Già durante il movimentato percorso verso l’imbarco per l’Elba, a conferma che per avere un’idea del carattere di un uomo, dobbiamo vederlo nella disgrazia, Napoleone entra nell’esilio elbano scrivendo dal Frejus al Generale Conte Dasleme, Comandante dell’Isola d’Elba, in data 27 aprile 1814:
Signor Generale Dalesme,
le circostanze mi hanno portato a rinunciare al trono di Francia, sacrificando così i miei diritti al bene e agli interessi della patria. Mi sono riservato la sovranità dell’Isola d’Elba e dei forti di Portoferraio e Porto Longone. Ciò mi hanno consentito tutte le potenze. Vi invio dunque il generale Drouot perché gli facciate rimessa senza indugio di detta isola, dei magazzini di guerra e di bocca e delle proprietà che appartenevano al mio imperiale dominio. Vogliate far conoscere questo nuovo stato di cose agli abitanti e la scelta che ho fatto della loro isola per il mio soggiorno in considerazione della dolcezza dei loro costumi e della bontà del loro clima. Essi saranno oggetto costante del mio più vivo interesse.
Napoleone
La tranquillità degli elbani venne così stravolta dall’arrivo del nuovo sovrano che, come aveva preannunciato nella lettera a Dalesme, cominciò sin dai primissimi giorni ad occuparsi del governo e dell’amministrazione dell’isola. Così si legge nei documenti ufficiali:
Infatti non anch’egli posò il piede sul suolo elbano che profuse nuove somme fra gl’indigenti dell’Isola; ordinò numerosi travagli e nell’interno della città di Portoferraio e nelle adiacenti campagne; fece ripor mano alla grande strada interminata che unisce questa piazza alla piazza di Lungone; ed innalzò vari Elbani ad onorevoli cariche. Rianimate per lui le arti, le scienze, l’agricoltura, il commercio, L’Elba presentò il vero aspetto di un’isola fortunata e i di lei giorni furono quelli del secolo d’oro.

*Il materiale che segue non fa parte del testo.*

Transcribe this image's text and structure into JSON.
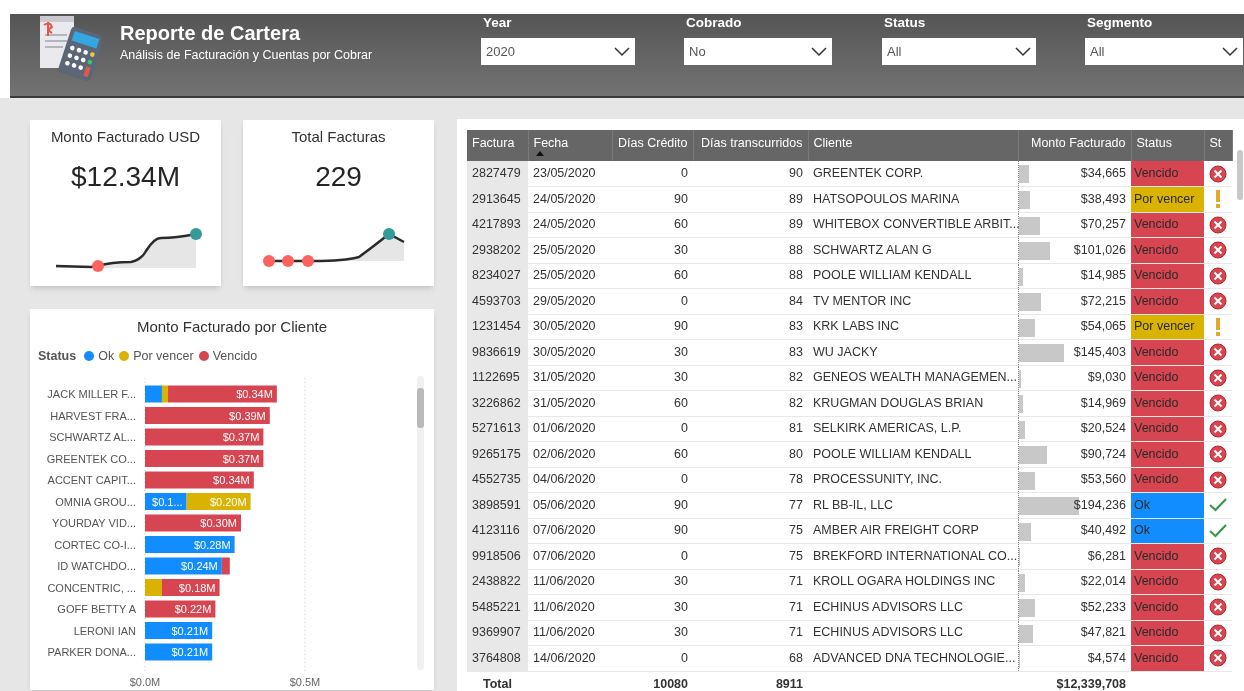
{
  "header": {
    "title": "Reporte de Cartera",
    "subtitle": "Análisis de Facturación y Cuentas por Cobrar"
  },
  "filters": [
    {
      "label": "Year",
      "value": "2020"
    },
    {
      "label": "Cobrado",
      "value": "No"
    },
    {
      "label": "Status",
      "value": "All"
    },
    {
      "label": "Segmento",
      "value": "All"
    }
  ],
  "kpis": [
    {
      "title": "Monto Facturado USD",
      "value": "$12.34M",
      "kind": "picture"
    },
    {
      "title": "Total Facturas",
      "value": "229",
      "kind": "picture"
    }
  ],
  "client_chart": {
    "chart_data": {
      "type": "bar",
      "orientation": "horizontal",
      "stacked": true,
      "title": "Monto Facturado por Cliente",
      "legend_title": "Status",
      "categories": [
        "JACK MILLER F...",
        "HARVEST FRA...",
        "SCHWARTZ AL...",
        "GREENTEK CO...",
        "ACCENT CAPIT...",
        "OMNIA GROU...",
        "YOURDAY VID...",
        "CORTEC CO-I...",
        "ID WATCHDO...",
        "CONCENTRIC, ...",
        "GOFF BETTY A",
        "LERONI IAN",
        "PARKER DONA..."
      ],
      "series": [
        {
          "name": "Ok",
          "color": "#118dff",
          "values": [
            0.053,
            null,
            null,
            null,
            null,
            0.13,
            null,
            0.28,
            0.24,
            null,
            null,
            0.21,
            0.21
          ]
        },
        {
          "name": "Por vencer",
          "color": "#d9b300",
          "values": [
            0.019,
            null,
            null,
            null,
            null,
            0.2,
            null,
            null,
            null,
            0.053,
            null,
            null,
            null
          ]
        },
        {
          "name": "Vencido",
          "color": "#d64550",
          "values": [
            0.34,
            0.39,
            0.37,
            0.37,
            0.34,
            null,
            0.3,
            null,
            0.025,
            0.18,
            0.22,
            null,
            null
          ]
        }
      ],
      "value_labels": [
        [
          null,
          null,
          null,
          null,
          null,
          "$0.1...",
          null,
          "$0.28M",
          "$0.24M",
          null,
          null,
          "$0.21M",
          "$0.21M"
        ],
        [
          null,
          null,
          null,
          null,
          null,
          "$0.20M",
          null,
          null,
          null,
          null,
          null,
          null,
          null
        ],
        [
          "$0.34M",
          "$0.39M",
          "$0.37M",
          "$0.37M",
          "$0.34M",
          null,
          "$0.30M",
          null,
          null,
          "$0.18M",
          "$0.22M",
          null,
          null
        ]
      ],
      "xlim": [
        0,
        0.5
      ],
      "xticks": [
        {
          "value": 0,
          "label": "$0.0M"
        },
        {
          "value": 0.5,
          "label": "$0.5M"
        }
      ]
    }
  },
  "table": {
    "columns": [
      {
        "label": "Factura",
        "sorted": false
      },
      {
        "label": "Fecha",
        "sorted": true
      },
      {
        "label": "Días Crédito",
        "sorted": false
      },
      {
        "label": "Días transcurridos",
        "sorted": false
      },
      {
        "label": "Cliente",
        "sorted": false
      },
      {
        "label": "Monto Facturado",
        "sorted": false
      },
      {
        "label": "Status",
        "sorted": false
      },
      {
        "label": "St",
        "sorted": false
      }
    ],
    "rows": [
      {
        "factura": "2827479",
        "fecha": "23/05/2020",
        "dias_credito": "0",
        "dias_transcurridos": "90",
        "cliente": "GREENTEK CORP.",
        "monto": "$34,665",
        "level": 0.098,
        "status": "Vencido",
        "kind": "vencido"
      },
      {
        "factura": "2913645",
        "fecha": "24/05/2020",
        "dias_credito": "90",
        "dias_transcurridos": "89",
        "cliente": "HATSOPOULOS MARINA",
        "monto": "$38,493",
        "level": 0.109,
        "status": "Por vencer",
        "kind": "por_vencer"
      },
      {
        "factura": "4217893",
        "fecha": "24/05/2020",
        "dias_credito": "60",
        "dias_transcurridos": "89",
        "cliente": "WHITEBOX CONVERTIBLE ARBIT...",
        "monto": "$70,257",
        "level": 0.199,
        "status": "Vencido",
        "kind": "vencido"
      },
      {
        "factura": "2938202",
        "fecha": "25/05/2020",
        "dias_credito": "30",
        "dias_transcurridos": "88",
        "cliente": "SCHWARTZ ALAN G",
        "monto": "$101,026",
        "level": 0.286,
        "status": "Vencido",
        "kind": "vencido"
      },
      {
        "factura": "8234027",
        "fecha": "25/05/2020",
        "dias_credito": "60",
        "dias_transcurridos": "88",
        "cliente": "POOLE WILLIAM KENDALL",
        "monto": "$14,985",
        "level": 0.042,
        "status": "Vencido",
        "kind": "vencido"
      },
      {
        "factura": "4593703",
        "fecha": "29/05/2020",
        "dias_credito": "0",
        "dias_transcurridos": "84",
        "cliente": "TV MENTOR INC",
        "monto": "$72,215",
        "level": 0.205,
        "status": "Vencido",
        "kind": "vencido"
      },
      {
        "factura": "1231454",
        "fecha": "30/05/2020",
        "dias_credito": "90",
        "dias_transcurridos": "83",
        "cliente": "KRK LABS INC",
        "monto": "$54,065",
        "level": 0.153,
        "status": "Por vencer",
        "kind": "por_vencer"
      },
      {
        "factura": "9836619",
        "fecha": "30/05/2020",
        "dias_credito": "30",
        "dias_transcurridos": "83",
        "cliente": "WU JACKY",
        "monto": "$145,403",
        "level": 0.412,
        "status": "Vencido",
        "kind": "vencido"
      },
      {
        "factura": "1122695",
        "fecha": "31/05/2020",
        "dias_credito": "30",
        "dias_transcurridos": "82",
        "cliente": "GENEOS WEALTH MANAGEMEN...",
        "monto": "$9,030",
        "level": 0.026,
        "status": "Vencido",
        "kind": "vencido"
      },
      {
        "factura": "3226862",
        "fecha": "31/05/2020",
        "dias_credito": "60",
        "dias_transcurridos": "82",
        "cliente": "KRUGMAN DOUGLAS BRIAN",
        "monto": "$14,969",
        "level": 0.042,
        "status": "Vencido",
        "kind": "vencido"
      },
      {
        "factura": "5271613",
        "fecha": "01/06/2020",
        "dias_credito": "0",
        "dias_transcurridos": "81",
        "cliente": "SELKIRK AMERICAS, L.P.",
        "monto": "$20,524",
        "level": 0.058,
        "status": "Vencido",
        "kind": "vencido"
      },
      {
        "factura": "9265175",
        "fecha": "02/06/2020",
        "dias_credito": "60",
        "dias_transcurridos": "80",
        "cliente": "POOLE WILLIAM KENDALL",
        "monto": "$90,724",
        "level": 0.257,
        "status": "Vencido",
        "kind": "vencido"
      },
      {
        "factura": "4552735",
        "fecha": "04/06/2020",
        "dias_credito": "0",
        "dias_transcurridos": "78",
        "cliente": "PROCESSUNITY, INC.",
        "monto": "$53,560",
        "level": 0.152,
        "status": "Vencido",
        "kind": "vencido"
      },
      {
        "factura": "3898591",
        "fecha": "05/06/2020",
        "dias_credito": "90",
        "dias_transcurridos": "77",
        "cliente": "RL BB-IL, LLC",
        "monto": "$194,236",
        "level": 0.55,
        "status": "Ok",
        "kind": "ok"
      },
      {
        "factura": "4123116",
        "fecha": "07/06/2020",
        "dias_credito": "90",
        "dias_transcurridos": "75",
        "cliente": "AMBER AIR FREIGHT CORP",
        "monto": "$40,492",
        "level": 0.115,
        "status": "Ok",
        "kind": "ok"
      },
      {
        "factura": "9918506",
        "fecha": "07/06/2020",
        "dias_credito": "0",
        "dias_transcurridos": "75",
        "cliente": "BREKFORD INTERNATIONAL CO...",
        "monto": "$6,281",
        "level": 0.018,
        "status": "Vencido",
        "kind": "vencido"
      },
      {
        "factura": "2438822",
        "fecha": "11/06/2020",
        "dias_credito": "30",
        "dias_transcurridos": "71",
        "cliente": "KROLL OGARA HOLDINGS INC",
        "monto": "$22,014",
        "level": 0.062,
        "status": "Vencido",
        "kind": "vencido"
      },
      {
        "factura": "5485221",
        "fecha": "11/06/2020",
        "dias_credito": "30",
        "dias_transcurridos": "71",
        "cliente": "ECHINUS ADVISORS LLC",
        "monto": "$52,233",
        "level": 0.148,
        "status": "Vencido",
        "kind": "vencido"
      },
      {
        "factura": "9369907",
        "fecha": "11/06/2020",
        "dias_credito": "30",
        "dias_transcurridos": "71",
        "cliente": "ECHINUS ADVISORS LLC",
        "monto": "$47,821",
        "level": 0.135,
        "status": "Vencido",
        "kind": "vencido"
      },
      {
        "factura": "3764808",
        "fecha": "14/06/2020",
        "dias_credito": "0",
        "dias_transcurridos": "68",
        "cliente": "ADVANCED DNA TECHNOLOGIE...",
        "monto": "$4,574",
        "level": 0.013,
        "status": "Vencido",
        "kind": "vencido"
      }
    ],
    "total": {
      "label": "Total",
      "dias_credito": "10080",
      "dias_transcurridos": "8911",
      "monto": "$12,339,708"
    }
  }
}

Il 7 maggio Napoleone iniziò a dare disposizioni sull’organizzazione della marina e convocò per il giorno seguente il sotto-prefetto, il commissario di marina, il direttore del registro, il commissario di guerra, il direttore delle contribuzioni e tutte quelle persone che potevano informarlo sullo stato dell’amministrazione del paese, delle dogane e dell’amministrazione sanitaria e marittima. Da allora in poi il governatore Drouot fu sommerso da disposizioni imperiali e Portoferraio assunse l’aspetto di un grande cantiere: si costruì un condotto sotterraneo per evitare allagamenti alle strade, si allargarono le strade per farvi passare la carrozza imperiale, abbattendo anche muri se necessario, si lastricò la via che conduceva alla palazzina di Napoleone ai Mulini:
mentre parla di lavori pubblici, Napoleone organizza il suo sparuto esercito e la sua ancor più minuscola marina; mentre controlla l’esiguo bilancio statale, dà disposizioni sullo sfruttamento delle miniere di Rio, sempre col piglio di chi, apparentemente, non soffre la modestia del progetto, ma gode del gusto delle trasformazioni e, dunque, non si avvilisce in inevitabili paragoni con ben altre imprese.

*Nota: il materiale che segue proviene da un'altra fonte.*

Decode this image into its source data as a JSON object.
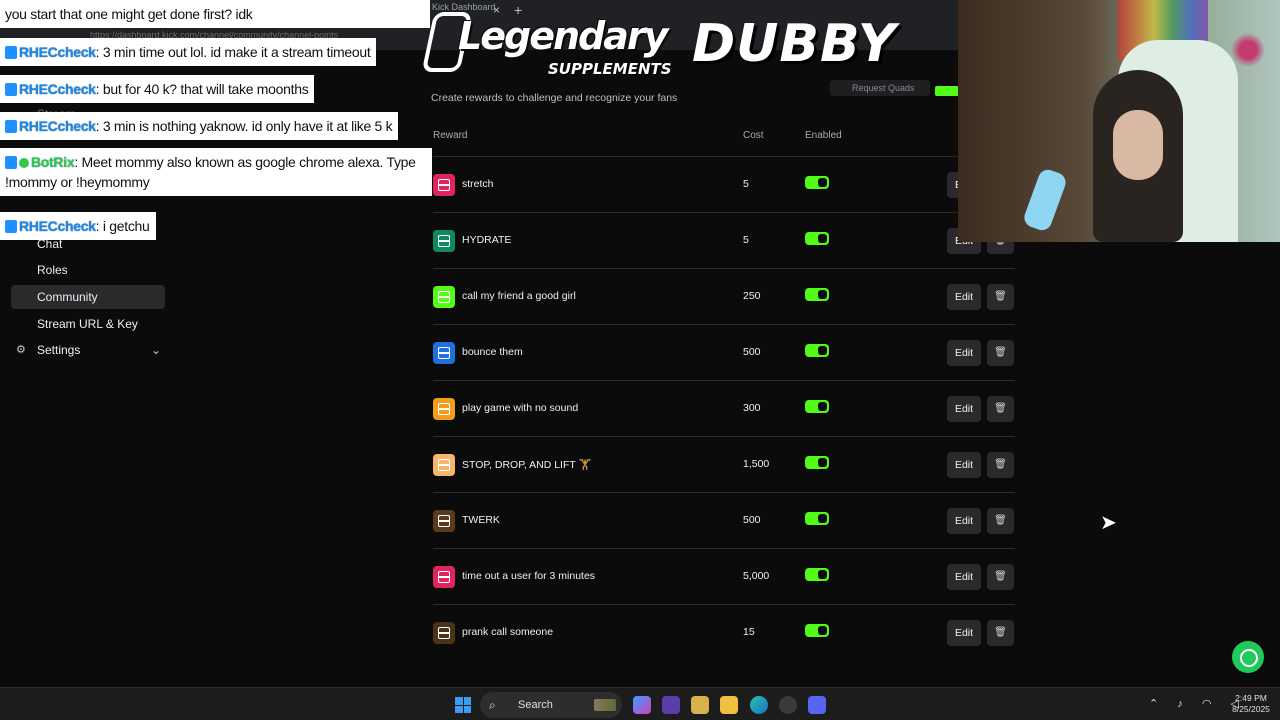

L’intensa attività di Bonaparte riguardo all’organizzazione militare, economica e sociale è ben descritta nelle sue numerose lettere e disposizioni. Grande attenzione dedicò al miglioramento del sistema viario per collegare tra loro i vari paesi isolani, all’igiene pubblica, tanto da imporre ai proprietari di case privi di latrine di provvedere in merito entro due mesi, ai lavori di ristrutturazione del palazzo dei Mulini e a quelli della casa di campagna di San Martino, le due sue residenze ufficiali.

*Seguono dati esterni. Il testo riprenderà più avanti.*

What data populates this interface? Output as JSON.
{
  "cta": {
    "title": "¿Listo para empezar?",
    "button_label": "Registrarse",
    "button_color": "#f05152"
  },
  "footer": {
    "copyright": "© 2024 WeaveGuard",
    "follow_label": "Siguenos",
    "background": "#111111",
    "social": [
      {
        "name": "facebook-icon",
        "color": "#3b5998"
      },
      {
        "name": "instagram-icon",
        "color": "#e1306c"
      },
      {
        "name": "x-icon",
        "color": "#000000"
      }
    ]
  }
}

Nei nove mesi dell’esilio, l’Elba si adattò a Napoleone e lasciò che sconvolgesse la vita sonnacchiosa dell’isola e Napoleone si adattò ad essere sovrano di uno scoglio, al cui miglioramento organizzativo sociale ed economico si dedicò con zelo sino a quando non arrivò il momento favorevole per il ritorno in Francia.